Nietzsche, commentant la phraséologie socialiste, affirmait que l’ouvrier serait libre dès lors qu’il cesserait de se considérer comme membre d’une classe. C’est la deuxième étape. Après avoir découvert sa force, le laborator renonce à en user pour s’arroger le pouvoir d’asservir à son tour son prochain. Je suis conscient que c’est l’étape la plus difficile à concevoir, car la passer revient à abdiquer le peu de pouvoir que nous avons, à liquider notre rêve d’ascension sociale, à rendre fluide ce qui était visqueux et nous laissait le temps d’apprécier la distance qui nous sépare d’autrui. Pourtant, c’est à ce niveau-là que l’alternative endogène et l’alternative exogène peuvent se rencontrer et s’épauler l’une l’autre, dans la recherche d’un nouveau régime d’association.
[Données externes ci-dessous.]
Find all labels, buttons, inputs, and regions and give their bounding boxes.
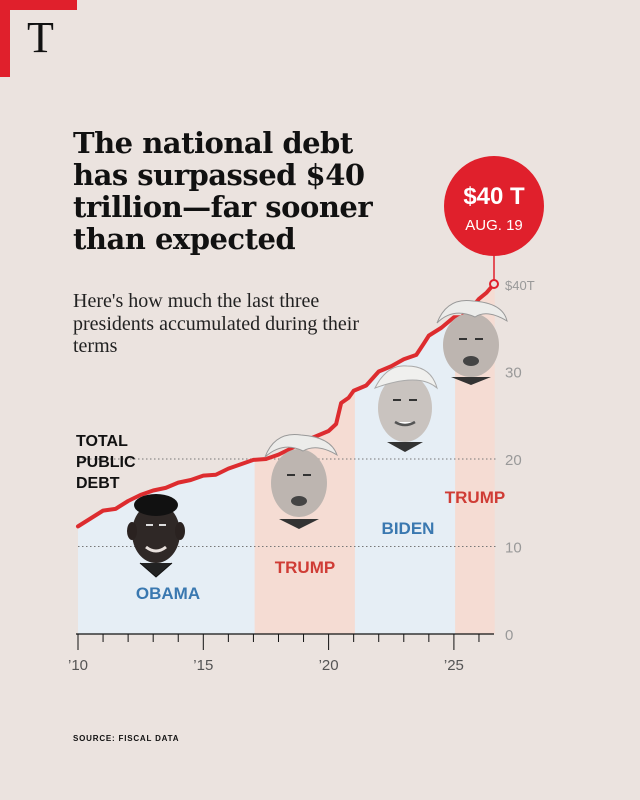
x-tick-label-2020: ’20: [319, 657, 339, 674]
trump-face-icon-2: [436, 299, 508, 385]
y-tick-labels: 0 10 20 30 $40T: [505, 278, 535, 644]
y-tick-label-0: 0: [505, 627, 513, 644]
term-label-biden-2: BIDEN: [382, 519, 435, 538]
term-label-obama-0: OBAMA: [136, 584, 200, 603]
term-label-trump-3: TRUMP: [445, 488, 505, 507]
y-tick-label-20: 20: [505, 452, 522, 469]
term-fill-biden-2: [354, 317, 456, 634]
y-axis-label-line: PUBLIC: [76, 454, 136, 471]
callout-date: AUG. 19: [465, 217, 523, 234]
x-tick-label-2015: ’15: [193, 657, 213, 674]
trump-face-icon: [264, 433, 338, 529]
y-axis-label-line: TOTAL: [76, 433, 128, 450]
series-line-debt: [76, 282, 496, 529]
callout-value: $40 T: [463, 183, 525, 210]
obama-face-icon: [127, 494, 185, 578]
page-title: The national debt has surpassed $40 tril…: [73, 126, 373, 256]
biden-face-icon: [373, 365, 438, 452]
brand-logo-bar-vertical: [0, 0, 10, 77]
y-tick-label-30: 30: [505, 365, 522, 382]
x-tick-label-2010: ’10: [68, 657, 88, 674]
term-labels: OBAMA TRUMP BIDEN TRUMP: [136, 488, 505, 603]
y-tick-label-40: $40T: [505, 278, 535, 293]
x-tick-label-2025: ’25: [444, 657, 464, 674]
y-axis-label: TOTAL PUBLIC DEBT: [76, 433, 136, 492]
callout-bubble: [444, 156, 544, 256]
y-axis-label-line: DEBT: [76, 475, 120, 492]
series-lines: [76, 282, 496, 529]
page-subtitle: Here's how much the last three president…: [73, 290, 360, 358]
x-axis: ’10 ’15 ’20 ’25: [68, 633, 494, 674]
brand-logo-letter: T: [27, 13, 54, 62]
brand-logo-bar-horizontal: [0, 0, 77, 10]
term-label-trump-1: TRUMP: [275, 558, 335, 577]
callout-endpoint: [489, 279, 499, 289]
y-tick-label-10: 10: [505, 540, 522, 557]
source-note: SOURCE: FISCAL DATA: [73, 734, 180, 743]
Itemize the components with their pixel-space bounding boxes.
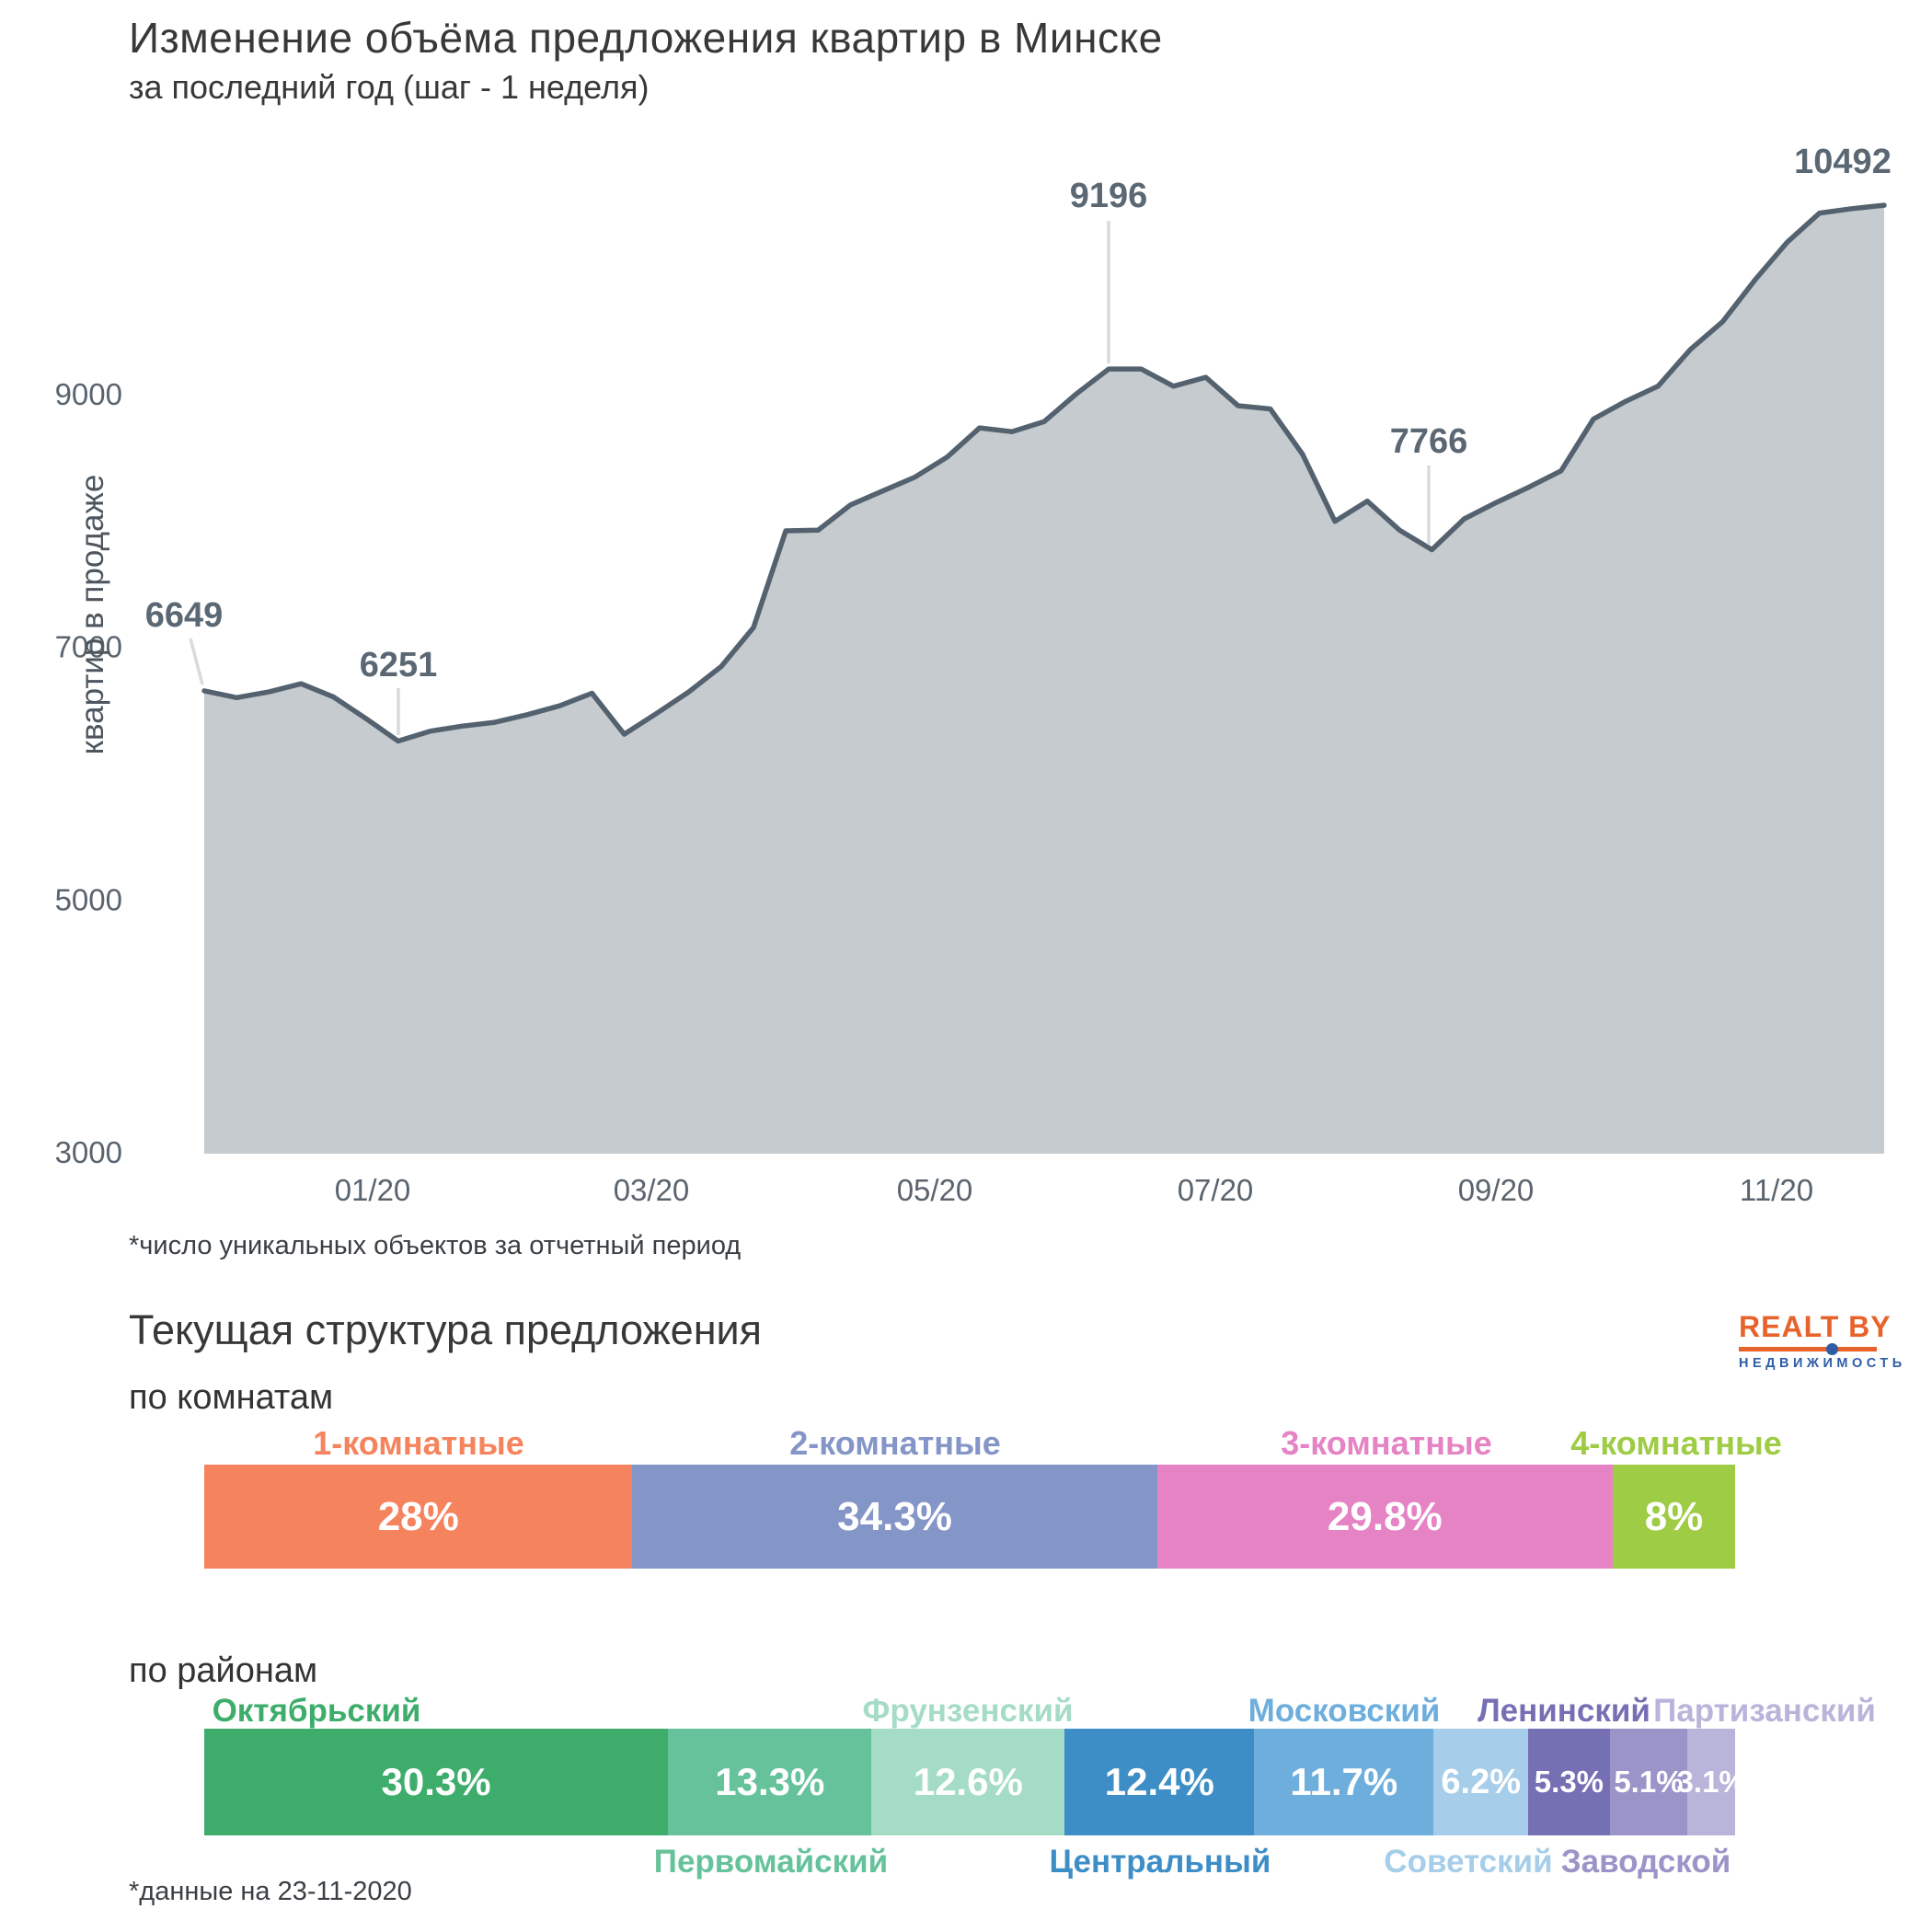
realt-by-logo: REALT BY НЕДВИЖИМОСТЬ	[1739, 1310, 1906, 1371]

Nous en sommes loin. Troubadours et trouvères sont parvenus à rendre accros au service d’amour des barons incultes habitués à se servir. Ce qu’ils ont obtenu de leurs maîtres, arriverons-nous à l’obtenir des nôtres ?
Notes :
[1] J’ai dit ailleurs sur ce blog qu’on saute un peu vite par-dessus l’autre sens de tripalium, le « travail » des éleveurs, outil de contention.
[2] Voir le billet de Cédric Mas.
[3] La palme de l’inventivité revient au député de la Constituante Le Guen de Kerengal, qui se dit « paysan breton » alors qu’il est négociant en toiles, lequel évoque, avec les trémolos d’indignation idoines qu’on imagine, « ce
bizarre droit établi dans quelques-unes de nos provinces, par lequel
les vassaux sont obligés de battre l’eau des marais quand la dame du
lieu est en couches, pour la délivrer du bruit importun des grenouilles […] ». Et l’imposteur de lancer un défi d’ivrogne à l’assemblée : « Qu’on
nous apporte ces titres qui obligent les hommes à passer des nuits
entières à battre les étangs pour empêcher les grenouilles de troubler
le sommeil de leurs voluptueux seigneurs ». Voir Patrick Kessel, La nuit du 4 août 1789,
Paris, Arthaud, 1969, pp. 142-143. Cette fable des grenouilles devait
faire florès dans les manuels d’histoire de la République.